1999’dan bu yana yapılanlar ortada.
- Eskişehir’de ne kadar sokak, cadde bulvar varsa hepsinin ismi bir çırpıda değiştirildi.
İnsanların kafalarına yerleşen, konulma nedenleri olan yılların isimleri silinip yerlerine “kökü kökeni belli olmayan” sözcükler yazıldı.
Kısacası, kentin belleği silindi.
Kentin belleğini korumak için büyük mücadele verildi… Davalar açıldı… Sonuçta kentin belleği önemli ölçüde korundu… - .Sözümona “nostalji canlandırma projeleri” gerçekleştirildi. Ama canlandırılan “nostalji” Eskişehir’e ait olmadı.

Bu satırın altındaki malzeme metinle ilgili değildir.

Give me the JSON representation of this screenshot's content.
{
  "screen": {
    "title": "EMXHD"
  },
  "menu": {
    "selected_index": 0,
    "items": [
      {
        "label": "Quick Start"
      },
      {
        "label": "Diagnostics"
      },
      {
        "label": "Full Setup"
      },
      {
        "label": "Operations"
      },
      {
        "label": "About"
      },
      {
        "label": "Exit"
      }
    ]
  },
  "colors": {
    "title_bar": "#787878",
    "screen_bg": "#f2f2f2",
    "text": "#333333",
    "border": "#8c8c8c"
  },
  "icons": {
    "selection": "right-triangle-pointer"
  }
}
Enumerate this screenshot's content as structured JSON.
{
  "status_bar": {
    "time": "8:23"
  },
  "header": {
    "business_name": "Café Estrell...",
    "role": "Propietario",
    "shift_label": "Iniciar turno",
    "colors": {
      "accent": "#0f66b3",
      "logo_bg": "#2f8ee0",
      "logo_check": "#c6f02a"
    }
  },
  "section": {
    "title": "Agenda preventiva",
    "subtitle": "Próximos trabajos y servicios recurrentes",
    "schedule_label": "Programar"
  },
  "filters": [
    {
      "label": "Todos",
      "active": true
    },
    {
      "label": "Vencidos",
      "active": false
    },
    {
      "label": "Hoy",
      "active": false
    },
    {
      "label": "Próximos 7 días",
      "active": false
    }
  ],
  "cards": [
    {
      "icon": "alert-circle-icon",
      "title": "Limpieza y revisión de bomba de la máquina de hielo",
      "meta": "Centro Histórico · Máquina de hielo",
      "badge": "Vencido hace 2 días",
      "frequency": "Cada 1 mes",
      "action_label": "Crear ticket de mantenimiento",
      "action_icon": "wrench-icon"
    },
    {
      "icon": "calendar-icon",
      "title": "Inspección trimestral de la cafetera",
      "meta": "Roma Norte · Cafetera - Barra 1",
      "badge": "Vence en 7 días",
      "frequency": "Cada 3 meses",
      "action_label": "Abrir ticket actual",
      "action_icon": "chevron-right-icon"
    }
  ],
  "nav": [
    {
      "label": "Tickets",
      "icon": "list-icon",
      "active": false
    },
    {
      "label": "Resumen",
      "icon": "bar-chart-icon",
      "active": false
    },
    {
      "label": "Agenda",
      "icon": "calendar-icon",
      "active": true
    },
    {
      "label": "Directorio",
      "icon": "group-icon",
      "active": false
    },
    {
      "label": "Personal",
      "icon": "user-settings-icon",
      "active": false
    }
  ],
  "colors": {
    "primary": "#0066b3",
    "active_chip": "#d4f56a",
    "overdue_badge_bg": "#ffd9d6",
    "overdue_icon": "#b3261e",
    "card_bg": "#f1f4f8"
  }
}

Şu faytonlara bir bakın… Bize ait değiller... Adı üzerinde “Londra tipi” faytonlar... Sürücüleri için uygun görülen giysiler bile yabancı.
.Eskişehir’e ait eski kartpostalları inceleyin… Büyük bölümünde Porsuk’ta arka arkaya sıralanmış sandalları görürsünüz.
Nerede o sandallar?
Yok edilenler…
Porsuk’ta onların yerine “Venedik tipi gondollar” ile “Amsterdam tipi botlar” dolaşıyor. - Anımsarsınız… Porsuğun üzerinde “kemerli köprüler” vardı.
Yok edildiler…
Onların yerinde “uygunsuz bir yere konmuş kelebeği” andıran kopya köprüler boy gösteriyor.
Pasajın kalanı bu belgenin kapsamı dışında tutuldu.